Monday, December 10, 2007

He didn't die, he just moved to Sirius!!!

Consider this as a comment to RFlat's post! I just think it should be its own post because I posted Stockhausen's questionnaire last week to give a good example of a living composer of the ''old school''. When I heard in the radio that he was dead, I was first of all very surprised because he has been quite active in the public during the last year. The second thing I thought was that we really are entering a new time. The generation of Stockhausen is about to die, all those composers who made 21st century music to what most people consider noise are dead already or very old. Stockhausen went far over the top sometimes. But in my terms, he was very "authentic". I played one of his piano pieces and some chamber music, which is how I became interested in him. These works are probably his more traditional ones in terms of instrumentation and appearance. Sometimes I wished he wouldn't do such controversial events like his helicopter quartet or wouldn’t say all these offensive things, e.g. about 9/11. All in all, people were talking a lot about his curious personality, but unfortunately not about his music. This strikes me. Why do they have half an hour long documentaries on the radio with old interviews, funny episodes, but NO MUSIC? They could have played something, an excerpt from an orchestral work or one of the piano pieces.

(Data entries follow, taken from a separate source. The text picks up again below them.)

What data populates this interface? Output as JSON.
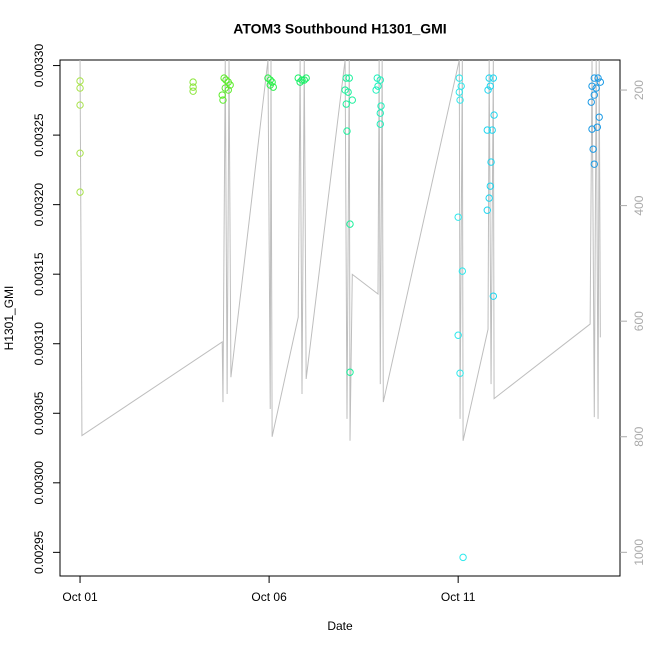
{
  "chart_data": {
    "type": "scatter",
    "title": "ATOM3 Southbound H1301_GMI",
    "xlabel": "Date",
    "ylabel": "H1301_GMI",
    "xlim": [
      0.47,
      15.28
    ],
    "xticks": [
      {
        "value": 1,
        "label": "Oct 01"
      },
      {
        "value": 6,
        "label": "Oct 06"
      },
      {
        "value": 11,
        "label": "Oct 11"
      }
    ],
    "ylim": [
      0.002933,
      0.003304
    ],
    "yticks": [
      {
        "value": 0.00295,
        "label": "0.00295"
      },
      {
        "value": 0.003,
        "label": "0.00300"
      },
      {
        "value": 0.00305,
        "label": "0.00305"
      },
      {
        "value": 0.0031,
        "label": "0.00310"
      },
      {
        "value": 0.00315,
        "label": "0.00315"
      },
      {
        "value": 0.0032,
        "label": "0.00320"
      },
      {
        "value": 0.00325,
        "label": "0.00325"
      },
      {
        "value": 0.0033,
        "label": "0.00330"
      }
    ],
    "y2lim": [
      1041,
      148
    ],
    "y2ticks": [
      200,
      400,
      600,
      800,
      1000
    ],
    "x": [
      1.0,
      1.0,
      1.0,
      1.0,
      1.0,
      3.99,
      3.99,
      3.99,
      4.81,
      4.86,
      4.92,
      4.97,
      4.84,
      4.76,
      4.78,
      4.92,
      5.97,
      6.03,
      6.08,
      6.03,
      6.11,
      6.77,
      6.87,
      6.98,
      6.93,
      6.82,
      8.04,
      8.12,
      8.01,
      8.09,
      8.04,
      8.2,
      8.06,
      8.14,
      8.14,
      8.86,
      8.94,
      8.88,
      8.83,
      8.96,
      8.94,
      8.94,
      11.03,
      11.08,
      11.03,
      11.05,
      11.0,
      11.11,
      11.0,
      11.05,
      11.13,
      11.82,
      11.93,
      11.85,
      11.79,
      11.95,
      11.77,
      11.9,
      11.87,
      11.85,
      11.82,
      11.77,
      11.93,
      14.6,
      14.7,
      14.54,
      14.65,
      14.76,
      14.6,
      14.52,
      14.73,
      14.54,
      14.68,
      14.57,
      14.6
    ],
    "values": [
      0.0032889,
      0.0032838,
      0.0032716,
      0.003237,
      0.003209,
      0.0032881,
      0.0032845,
      0.0032816,
      0.003291,
      0.0032896,
      0.0032881,
      0.003286,
      0.0032838,
      0.0032788,
      0.0032752,
      0.0032824,
      0.003291,
      0.0032896,
      0.0032881,
      0.003286,
      0.0032845,
      0.003291,
      0.0032896,
      0.003291,
      0.0032896,
      0.0032881,
      0.003291,
      0.003291,
      0.0032824,
      0.0032809,
      0.0032723,
      0.0032752,
      0.0032529,
      0.003186,
      0.0030795,
      0.003291,
      0.0032896,
      0.0032852,
      0.0032824,
      0.0032709,
      0.0032658,
      0.0032579,
      0.003291,
      0.0032852,
      0.0032809,
      0.0032752,
      0.003191,
      0.0031522,
      0.0031061,
      0.0030788,
      0.0029464,
      0.003291,
      0.003291,
      0.0032852,
      0.0032824,
      0.0032644,
      0.0032536,
      0.0032536,
      0.0032306,
      0.0032133,
      0.0032047,
      0.003196,
      0.0031342,
      0.003291,
      0.003291,
      0.0032852,
      0.0032838,
      0.0032881,
      0.0032788,
      0.0032737,
      0.0032629,
      0.0032543,
      0.0032557,
      0.0032399,
      0.0032291
    ],
    "colors": [
      "#a8e34a",
      "#a8e34a",
      "#a8e34a",
      "#a8e34a",
      "#a8e34a",
      "#8ce63c",
      "#8ce63c",
      "#8ce63c",
      "#5cec2a",
      "#5cec2a",
      "#5cec2a",
      "#5cec2a",
      "#5cec2a",
      "#5cec2a",
      "#5cec2a",
      "#5cec2a",
      "#2cf04a",
      "#2cf04a",
      "#2cf04a",
      "#2cf04a",
      "#2cf04a",
      "#1cf068",
      "#1cf068",
      "#1cf068",
      "#1cf068",
      "#1cf068",
      "#1cf09c",
      "#1cf09c",
      "#1cf09c",
      "#1cf09c",
      "#1cf09c",
      "#1cf09c",
      "#1cf09c",
      "#1cf09c",
      "#1cf09c",
      "#1ef0bc",
      "#1ef0bc",
      "#1ef0bc",
      "#1ef0bc",
      "#1ef0bc",
      "#1ef0bc",
      "#1ef0bc",
      "#2ee8ec",
      "#2ee8ec",
      "#2ee8ec",
      "#2ee8ec",
      "#2ee8ec",
      "#2ee8ec",
      "#2ee8ec",
      "#2ee8ec",
      "#2ee8ec",
      "#1ed6f0",
      "#1ed6f0",
      "#1ed6f0",
      "#1ed6f0",
      "#1ed6f0",
      "#1ed6f0",
      "#1ed6f0",
      "#1ed6f0",
      "#1ed6f0",
      "#1ed6f0",
      "#1ed6f0",
      "#1ed6f0",
      "#1a9ae6",
      "#1a9ae6",
      "#1a9ae6",
      "#1a9ae6",
      "#1a9ae6",
      "#1a9ae6",
      "#1a9ae6",
      "#1a9ae6",
      "#1a9ae6",
      "#1a9ae6",
      "#1a9ae6",
      "#1a9ae6"
    ],
    "line": {
      "axis": "y2",
      "color": "#bebebe",
      "x": [
        1.0,
        1.05,
        4.76,
        4.78,
        4.84,
        4.89,
        4.94,
        4.99,
        5.97,
        6.03,
        6.05,
        6.08,
        6.77,
        6.82,
        6.87,
        6.93,
        6.98,
        8.01,
        8.06,
        8.12,
        8.14,
        8.2,
        8.88,
        8.91,
        8.94,
        8.99,
        9.02,
        11.03,
        11.05,
        11.11,
        11.13,
        11.79,
        11.82,
        11.87,
        11.93,
        11.95,
        14.49,
        14.54,
        14.6,
        14.65,
        14.7,
        14.73,
        14.76
      ],
      "values": [
        148,
        798,
        636,
        740,
        148,
        726,
        148,
        697,
        148,
        752,
        148,
        800,
        593,
        148,
        726,
        148,
        700,
        148,
        769,
        148,
        807,
        519,
        553,
        148,
        709,
        148,
        740,
        148,
        769,
        148,
        807,
        614,
        148,
        709,
        148,
        734,
        605,
        148,
        766,
        148,
        769,
        148,
        628
      ]
    }
  }
}
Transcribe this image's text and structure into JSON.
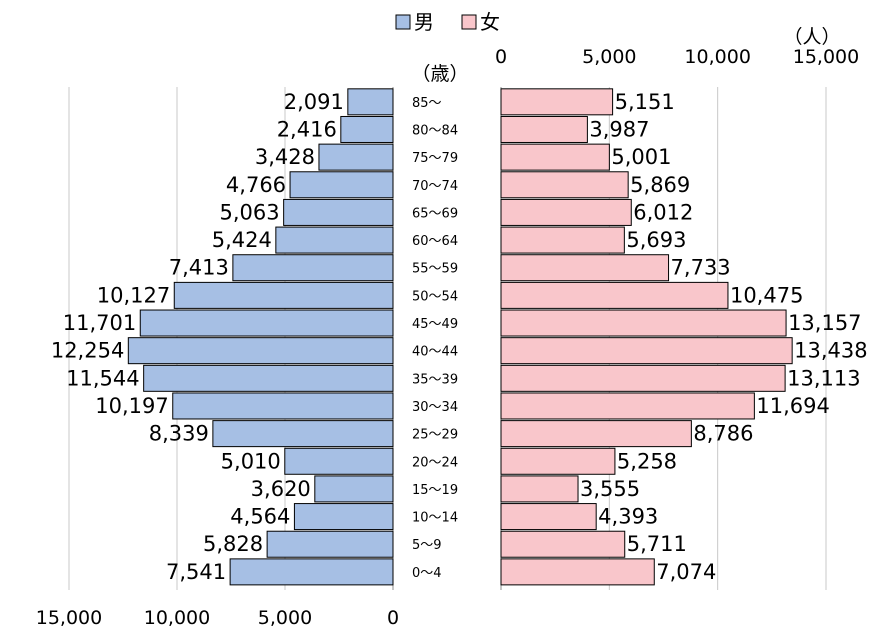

This only enhances my theory that even people who talk about contemporary music don't listen to it. This is such a big misunderstanding, why do people feel like talking so much that they forget what they are talking about? How many of us actually listened to music by some of the composers that were mentioned in our readings? I can say for myself that I went to the Library once to listen to some Birtwistle - and that was pretty much it, because I'm lazy. Some of you could pretend that you really wanted to listen to some Lachenmann, but it wasn't in the library. That's at least an excuse.

Here is an
interview from 1999 with Stockhausen in a British magazine, which is quite interesting and also entertaining. Please don’t waste your time and read the whole thing, if you are interested in Stockhausen try to get some scores and CDs! Here is a very short paragraph:

Ben Hollings: Do you think there will come a time when the pen and paper are no longer part of the composing process?

Stockhausen: Well, I wouldn't recommend that because when working, it's not important if it's on paper or a screen where you have a light pen or something like that. What is important is that, working on paper, to take what you say means spending time, unlimited time, on composing. And if you don't use paper, you might use a monitor which is fed by a computer or whatever it is. It is necessary that the spirit of the composer can concentrate on what he sees so that his eyes can help organize it into symbols which are used for other human beings to produce the sound. (...)

As you could read in the following text, Mr. Stockhausen has moved to the star of Sirius last Thursday (that's also where he came from, of course) and will continue to compose from there for the whole universe and in eternity. And I really hope that people in two or fifty years will not only remember him in this crazy context, but also remember some of his achievements in music and sound.